Ben, çocuk yaşlarımdan beri soyumun tarihini, insanlık tarihini merak ettim. Bu konuda ne bulduysam okudum. Eleştirdim. Yorumladım. Benim de kafamda, tarih gerçekleriyle çelişmeyen, bilinmeyenlerin bilinenler yardımıyla yorumlandığı, dilin tarihe tarihin dile destek verdiği, bir tarih bakışı oluştu. Bunu, çok özet olarak, sizlerle paylaşmak istiyorum:
Onbinlerce yıl önce, uygarlık Avrasyada uç verdi. Avrasya iç deniz ve gölleri çok olan bir bölgeydi. Verimliydi. Asyanın çok kuzeye kalan bölgeleri, uygarlığın yeşeremeyeceği kadar soğuk, verimsiz idi. Güneyi ise, insanı düşünmeye zorlamayacak denli, hazır yiyeceklerce zengindi. Orta ise bu koşulların en orta-karar olduğu bölgeydi. Buradaki insan; düşünmek zorunda kalacak kadar sıkıntı ve arayış içinde, düşündüğü-çabaladığı sürece ulaşabileceği, potansiyel bolluklar içindeydi. Bu bölge; Karadeniz-Hazar-Aral-Baykal-Balkaş şeridi boyuncadır. Bu dönemde bu coğrafyada, Türklerin adı Tur, Ti, Uz, On, Hun, Tik, İy, Ud, Ço, Çen, Kaç, Nur…. gibi tek heceli sözlerdir. Bu dönemde tüm kelimeler neredeyse tek hecelidir ve bir kavramın onlarca karşılığı vardır. Bu nedenle Türk sözünün de çok karşılığı vardır. Bugün çeşitli Türk boylarının farklı ada sahip olmalarının sebebi budur. Bu adlar rasgele farklı adlar olmayıp, birbirinden doğmuş, tüm diğer kavramlarla aynı düzen içinde gelişmiş, birbirinden doğuş kanunları belli olan sözlerdir.

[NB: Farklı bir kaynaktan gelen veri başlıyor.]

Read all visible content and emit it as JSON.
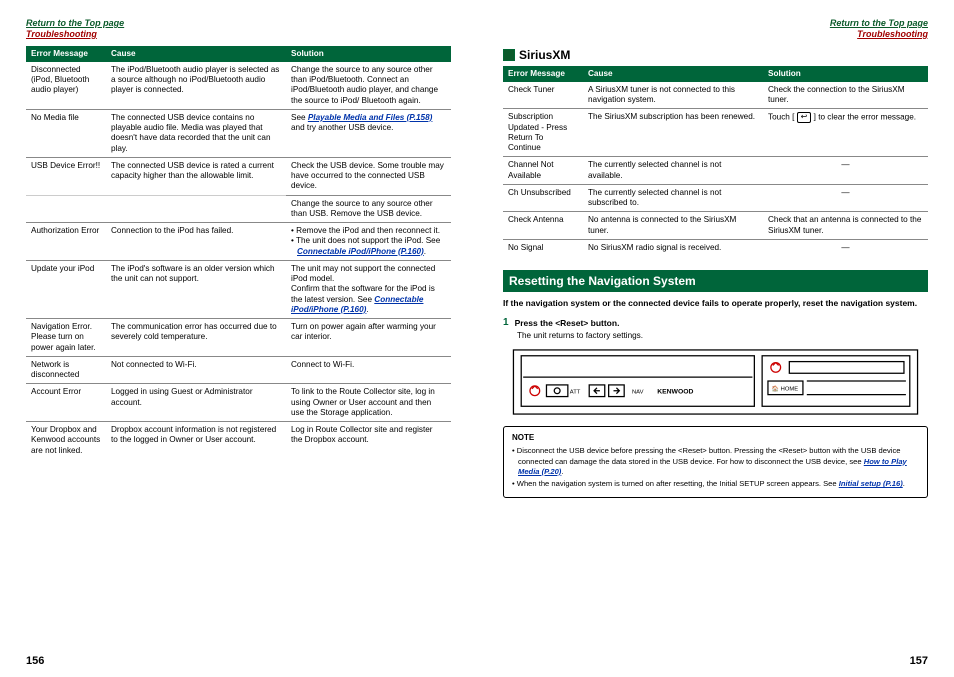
{
  "header": {
    "return": "Return to the Top page",
    "section": "Troubleshooting"
  },
  "left": {
    "cols": [
      "Error Message",
      "Cause",
      "Solution"
    ],
    "rows": [
      {
        "m": "Disconnected (iPod, Bluetooth audio player)",
        "c": "The iPod/Bluetooth audio player is selected as a source although no iPod/Bluetooth audio player is connected.",
        "s": "Change the source to any source other than iPod/Bluetooth. Connect an iPod/Bluetooth audio player, and change the source to iPod/ Bluetooth again."
      },
      {
        "m": "No Media file",
        "c": "The connected USB device contains no playable audio file. Media was played that doesn't have data recorded that the unit can play.",
        "s_pre": "See ",
        "s_link": "Playable Media and Files (P.158)",
        "s_post": " and try another USB device."
      },
      {
        "m": "USB Device Error!!",
        "c": "The connected USB device is rated a current capacity higher than the allowable limit.",
        "s": "Check the USB device. Some trouble may have occurred to the connected USB device."
      },
      {
        "m": "",
        "c": "",
        "s": "Change the source to any source other than USB. Remove the USB device."
      },
      {
        "m": "Authorization Error",
        "c": "Connection to the iPod has failed.",
        "s_items": [
          {
            "txt": "Remove the iPod and then reconnect it."
          },
          {
            "txt_pre": "The unit does not support the iPod. See ",
            "link": "Connectable iPod/iPhone (P.160)",
            "txt_post": "."
          }
        ]
      },
      {
        "m": "Update your iPod",
        "c": "The iPod's software is an older version which the unit can not support.",
        "s_lines": [
          "The unit may not support the connected iPod model.",
          {
            "txt_pre": "Confirm that the software for the iPod is the latest version. See ",
            "link": "Connectable iPod/iPhone (P.160)",
            "txt_post": "."
          }
        ]
      },
      {
        "m": "Navigation Error. Please turn on power again later.",
        "c": "The communication error has occurred due to severely cold temperature.",
        "s": "Turn on power again after warming your car interior."
      },
      {
        "m": "Network is disconnected",
        "c": "Not connected to Wi-Fi.",
        "s": "Connect to Wi-Fi."
      },
      {
        "m": "Account Error",
        "c": "Logged in using Guest or Administrator account.",
        "s": "To link to the Route Collector site, log in using Owner or User account and then use the Storage application."
      },
      {
        "m": "Your Dropbox and Kenwood accounts are not linked.",
        "c": "Dropbox account information is not registered to the logged in Owner or User account.",
        "s": "Log in Route Collector site and register the Dropbox account."
      }
    ],
    "pageno": "156"
  },
  "right": {
    "sirius_title": "SiriusXM",
    "cols": [
      "Error Message",
      "Cause",
      "Solution"
    ],
    "rows": [
      {
        "m": "Check Tuner",
        "c": "A SiriusXM tuner is not connected to this navigation system.",
        "s": "Check the connection to the SiriusXM tuner."
      },
      {
        "m": "Subscription Updated - Press Return To Continue",
        "c": "The SiriusXM subscription has been renewed.",
        "s_pre": "Touch [ ",
        "s_icon": "↩",
        "s_post": " ] to clear the error message."
      },
      {
        "m": "Channel Not Available",
        "c": "The currently selected channel is not available.",
        "s": "—",
        "ctr": true
      },
      {
        "m": "Ch Unsubscribed",
        "c": "The currently selected channel is not subscribed to.",
        "s": "—",
        "ctr": true
      },
      {
        "m": "Check Antenna",
        "c": "No antenna is connected to the SiriusXM tuner.",
        "s": "Check that an antenna is connected to the SiriusXM tuner."
      },
      {
        "m": "No Signal",
        "c": "No SiriusXM radio signal is received.",
        "s": "—",
        "ctr": true
      }
    ],
    "reset": {
      "bar": "Resetting the Navigation System",
      "intro": "If the navigation system or the connected device fails to operate properly, reset the navigation system.",
      "step_no": "1",
      "step_title": "Press the <Reset> button.",
      "step_body": "The unit returns to factory settings.",
      "note_title": "NOTE",
      "note1_pre": "Disconnect the USB device before pressing the <Reset> button. Pressing the <Reset> button with the USB device connected can damage the data stored in the USB device. For how to disconnect the USB device, see ",
      "note1_link": "How to Play Media (P.20)",
      "note1_post": ".",
      "note2_pre": "When the navigation system is turned on after resetting, the Initial SETUP screen appears. See ",
      "note2_link": "Initial setup (P.16)",
      "note2_post": "."
    },
    "pageno": "157"
  }
}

Ve bu sözlerin gerçek ve ortak anlamı ‘halk’ dır.
Bu Avrasya insanı; konuşmayı, büyük aile ve boylar halinde yaşamayı, avcılığı, dini, tarım yapmayı, hayvan evcilleştirmeyi, göçerliği, yürüklüğü (mobilize olmayı ), denizciliği, yapıcılık ve kentleşmeyi, devletçiliği öğrendi.

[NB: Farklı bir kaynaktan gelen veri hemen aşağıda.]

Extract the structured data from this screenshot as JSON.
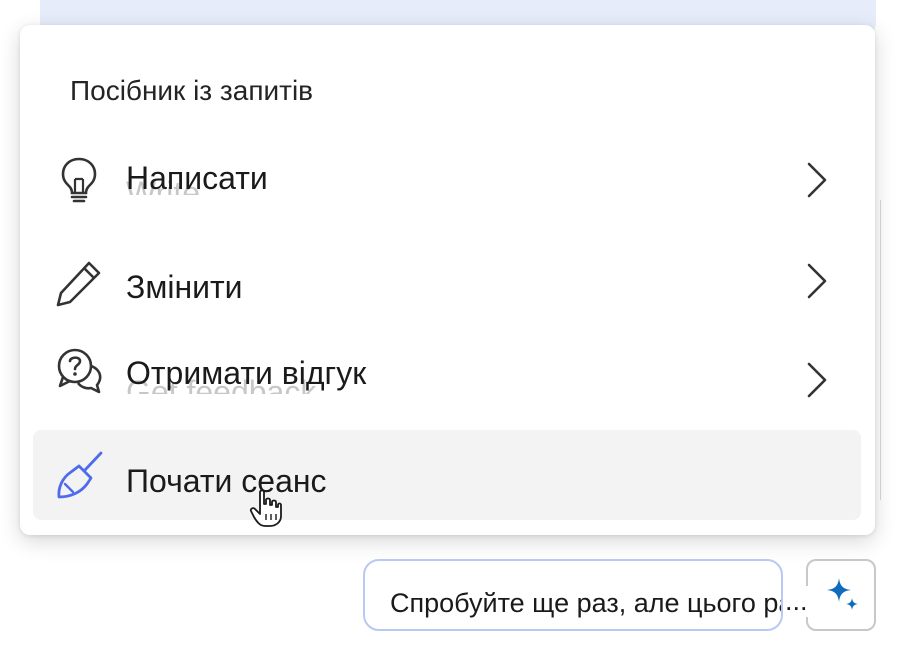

Çevreye yayılma sonucu, Bugünkü Kuzey Avrupa, Güney Afrika, Hint Yarımadası ve Güney Çin dışındaki Eski Dünya topraklarının kalan bölümü bu Avrasya insanının ülkesi haline geldi. Türkler çeşitli adlar altında Çine, İndus-Ganj boylarına, Dicle-Fırata, Nil boylarına, Kuzey Afrikaya, ve Amerikaya yayıldılar.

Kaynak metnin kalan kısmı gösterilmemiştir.